The new Star Wars trilogy has always been about how to shoulder the burden of the past—an unsurprising obsession for anyone entrusted by Disney with the reboot of a beloved film franchise. The Force Awakens essentially turned its very existence into its premise: What if you were born into a world where the adventures of the original trilogy were just legends, and the detritus of that epic conflict was scattered for you to discover and make your own? In other words, what if someone hired you to make a 21st-century Star Wars movie?

Ultimately, though, all Abrams could think to do was have the heroes destroy a (I know it wasn’t called that but c’mon) Death Star because the narrative logic of Star Wars demands that the same stories be told and retold.

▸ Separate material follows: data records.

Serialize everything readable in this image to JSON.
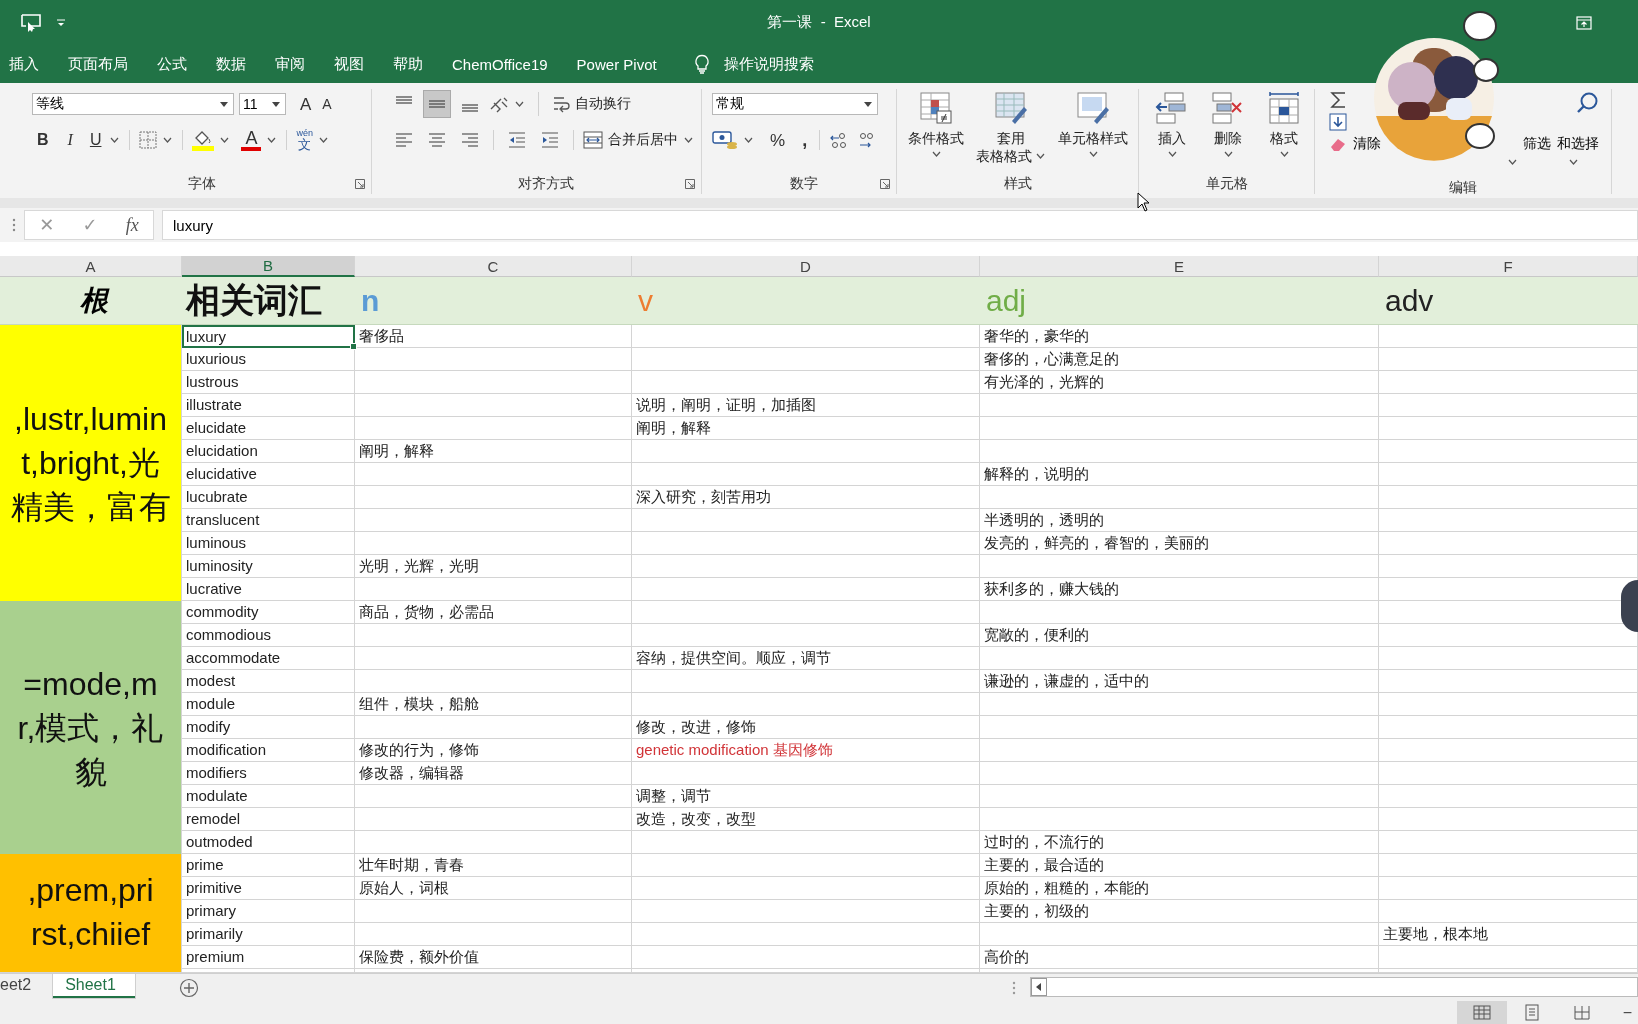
{
  "title_bar": {
    "title": "第一课  -  Excel"
  },
  "menu_tabs": [
    {
      "label": "插入"
    },
    {
      "label": "页面布局"
    },
    {
      "label": "公式"
    },
    {
      "label": "数据"
    },
    {
      "label": "审阅"
    },
    {
      "label": "视图"
    },
    {
      "label": "帮助"
    },
    {
      "label": "ChemOffice19"
    },
    {
      "label": "Power Pivot"
    }
  ],
  "tell_me": {
    "label": "操作说明搜索"
  },
  "ribbon": {
    "font": {
      "name": "等线",
      "size": "11",
      "grow": "A",
      "shrink": "A",
      "bold": "B",
      "italic": "I",
      "underline": "U",
      "font_color": "A",
      "phonetic_top": "wén",
      "phonetic": "文",
      "label": "字体"
    },
    "alignment": {
      "aligns": [
        {
          "kind": "top",
          "selected": false
        },
        {
          "kind": "middle",
          "selected": true
        },
        {
          "kind": "bottom",
          "selected": false
        }
      ],
      "wrap": "自动换行",
      "merge": "合并后居中",
      "label": "对齐方式"
    },
    "number": {
      "format": "常规",
      "percent": "%",
      "comma": ",",
      "label": "数字"
    },
    "styles": {
      "buttons": [
        {
          "kind": "conditional",
          "lines": [
            "条件格式"
          ]
        },
        {
          "kind": "table",
          "lines": [
            "套用",
            "表格格式"
          ]
        },
        {
          "kind": "cell",
          "lines": [
            "单元格样式"
          ]
        }
      ],
      "label": "样式"
    },
    "cells": {
      "buttons": [
        {
          "kind": "insert",
          "label": "插入"
        },
        {
          "kind": "delete",
          "label": "删除"
        },
        {
          "kind": "format",
          "label": "格式"
        }
      ],
      "label": "单元格"
    },
    "editing": {
      "clear": "清除",
      "filter": "筛选",
      "find": "和选择",
      "label": "编辑"
    }
  },
  "formula_bar": {
    "cancel": "✕",
    "enter": "✓",
    "fx": "fx",
    "value": "luxury"
  },
  "sheet": {
    "columns": [
      {
        "letter": "A",
        "selected": false
      },
      {
        "letter": "B",
        "selected": true
      },
      {
        "letter": "C",
        "selected": false
      },
      {
        "letter": "D",
        "selected": false
      },
      {
        "letter": "E",
        "selected": false
      },
      {
        "letter": "F",
        "selected": false
      }
    ],
    "header_row": [
      {
        "text": "根",
        "color": "#000000"
      },
      {
        "text": "相关词汇",
        "color": "#111111"
      },
      {
        "text": "n",
        "color": "#5b9bd5"
      },
      {
        "text": "v",
        "color": "#ed7d31"
      },
      {
        "text": "adj",
        "color": "#70ad47"
      },
      {
        "text": "adv",
        "color": "#222222"
      }
    ],
    "groups": [
      {
        "color": "#ffff00",
        "lines": [
          ",lustr,lumin",
          "t,bright,光",
          "精美，富有"
        ],
        "rows": [
          {
            "B": "luxury",
            "C": "奢侈品",
            "E": "奢华的，豪华的",
            "selected": true
          },
          {
            "B": "luxurious",
            "E": "奢侈的，心满意足的",
            "selected": false
          },
          {
            "B": "lustrous",
            "E": "有光泽的，光辉的",
            "selected": false
          },
          {
            "B": "illustrate",
            "D": "说明，阐明，证明，加插图",
            "selected": false
          },
          {
            "B": "elucidate",
            "D": "阐明，解释",
            "selected": false
          },
          {
            "B": "elucidation",
            "C": "阐明，解释",
            "selected": false
          },
          {
            "B": "elucidative",
            "E": "解释的，说明的",
            "selected": false
          },
          {
            "B": "lucubrate",
            "D": "深入研究，刻苦用功",
            "selected": false
          },
          {
            "B": "translucent",
            "E": "半透明的，透明的",
            "selected": false
          },
          {
            "B": "luminous",
            "E": "发亮的，鲜亮的，睿智的，美丽的",
            "selected": false
          },
          {
            "B": "luminosity",
            "C": "光明，光辉，光明",
            "selected": false
          },
          {
            "B": "lucrative",
            "E": "获利多的，赚大钱的",
            "selected": false
          }
        ]
      },
      {
        "color": "#a9d08e",
        "lines": [
          "=mode,m",
          "r,模式，礼",
          "貌"
        ],
        "rows": [
          {
            "B": "commodity",
            "C": "商品，货物，必需品",
            "selected": false
          },
          {
            "B": "commodious",
            "E": "宽敞的，便利的",
            "selected": false
          },
          {
            "B": "accommodate",
            "D": "容纳，提供空间。顺应，调节",
            "selected": false
          },
          {
            "B": "modest",
            "E": "谦逊的，谦虚的，适中的",
            "selected": false
          },
          {
            "B": "module",
            "C": "组件，模块，船舱",
            "selected": false
          },
          {
            "B": "modify",
            "D": "修改，改进，修饰",
            "selected": false
          },
          {
            "B": "modification",
            "C": "修改的行为，修饰",
            "D": {
              "text": "genetic modification 基因修饰",
              "color": "#d13438"
            },
            "selected": false
          },
          {
            "B": "modifiers",
            "C": "修改器，编辑器",
            "selected": false
          },
          {
            "B": "modulate",
            "D": "调整，调节",
            "selected": false
          },
          {
            "B": "remodel",
            "D": "改造，改变，改型",
            "selected": false
          },
          {
            "B": "outmoded",
            "E": "过时的，不流行的",
            "selected": false
          }
        ]
      },
      {
        "color": "#ffc000",
        "lines": [
          ",prem,pri",
          "rst,chiief"
        ],
        "rows": [
          {
            "B": "prime",
            "C": "壮年时期，青春",
            "E": "主要的，最合适的",
            "selected": false
          },
          {
            "B": "primitive",
            "C": "原始人，词根",
            "E": "原始的，粗糙的，本能的",
            "selected": false
          },
          {
            "B": "primary",
            "E": "主要的，初级的",
            "selected": false
          },
          {
            "B": "primarily",
            "F": "主要地，根本地",
            "selected": false
          },
          {
            "B": "premium",
            "C": "保险费，额外价值",
            "E": "高价的",
            "selected": false
          }
        ]
      }
    ]
  },
  "sheet_tabs": [
    {
      "label": "eet2",
      "selected": false
    },
    {
      "label": "Sheet1",
      "selected": true
    }
  ],
  "status_bar": {
    "views": [
      {
        "kind": "normal",
        "selected": true
      },
      {
        "kind": "page-layout",
        "selected": false
      },
      {
        "kind": "page-break",
        "selected": false
      }
    ],
    "zoom_out": "−"
  }
}
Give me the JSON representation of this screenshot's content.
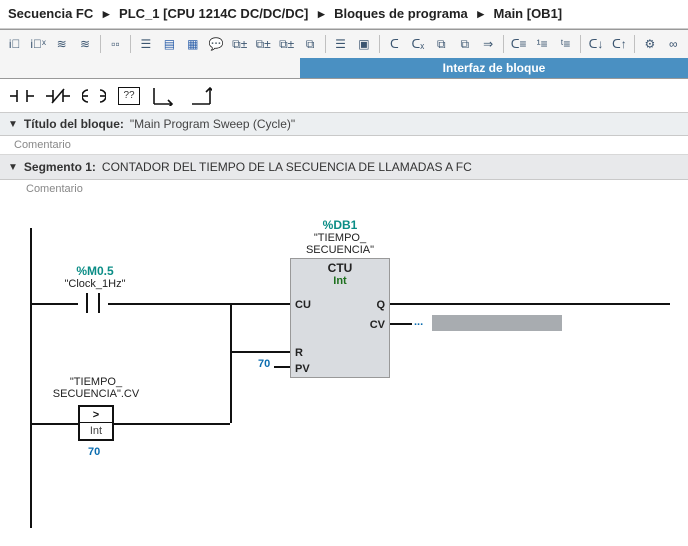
{
  "breadcrumb": {
    "p1": "Secuencia FC",
    "p2": "PLC_1 [CPU 1214C DC/DC/DC]",
    "p3": "Bloques de programa",
    "p4": "Main [OB1]",
    "sep": "▸"
  },
  "interface_bar": "Interfaz de bloque",
  "palette_question": "??",
  "block_title": {
    "label": "Título del bloque:",
    "value": "\"Main Program Sweep (Cycle)\"",
    "comment_placeholder": "Comentario"
  },
  "segment": {
    "label": "Segmento 1:",
    "title": "CONTADOR DEL TIEMPO DE LA SECUENCIA DE LLAMADAS A FC",
    "comment_placeholder": "Comentario"
  },
  "ladder": {
    "db_sym": "%DB1",
    "db_name_l1": "\"TIEMPO_",
    "db_name_l2": "SECUENCIA\"",
    "ctu_type": "CTU",
    "ctu_int": "Int",
    "pin_cu": "CU",
    "pin_r": "R",
    "pin_pv": "PV",
    "pin_q": "Q",
    "pin_cv": "CV",
    "in1_sym": "%M0.5",
    "in1_name": "\"Clock_1Hz\"",
    "in2_name_l1": "\"TIEMPO_",
    "in2_name_l2": "SECUENCIA\".CV",
    "cmp_op": ">",
    "cmp_type": "Int",
    "cmp_const": "70",
    "pv_const": "70",
    "cv_out": "..."
  }
}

The new trilogy even had to roll back the Rebel Alliance’s victory and reinstitute interstellar fascism because Star Wars movies are incapable of imagining a galaxy where the good guys hold power instead of struggle against it.

(The prequels tried, and look what happened there.)

Then Rian Johnson’s The Last Jedi (which, like all pop culture anyone notices these days, was both overrated and over-hated) floated the heretical notion that the past could be left behind. What if a hero could rise who was free of the familial psychodrama of the Lucas era, a true nobody (yes, one with immense mystical powers, but stay with me here) who could make her own way in the galaxy? What stories could be told if Star Wars finally said to hell with Joseph Campbell and this damn quasi-aristocratic cadre of genetically blessed superhumans trapped in their never-ending cycle of betrayal and redemption?

We’ll never know. Abrams backtracks shamelessly (imagine if we’d learned in Return of the Jedi that Darth Vader had lied and wasn’t really Luke’s father) and reasserts that there is but one Star Wars story. By resurrecting Palpatine, the movie acknowledges that the past is a source of elemental evil, but primarily as a means for us to discover that tradition can bestow wonderfully redemptive powers as well. The system works.

What The Rise of Skywalker really celebrates is itself, as well as Abrams’ completion of his difficult mission in a way that will satisfy true Star Wars believers and his bosses. When the film closes with Rey choosing to name herself after the heroes who preceded her, the film’s capitulation to Star Wars tradition feels so craven yet smug that I’m surprised Abrams didn’t list himself in the credits as J.J. Lucas.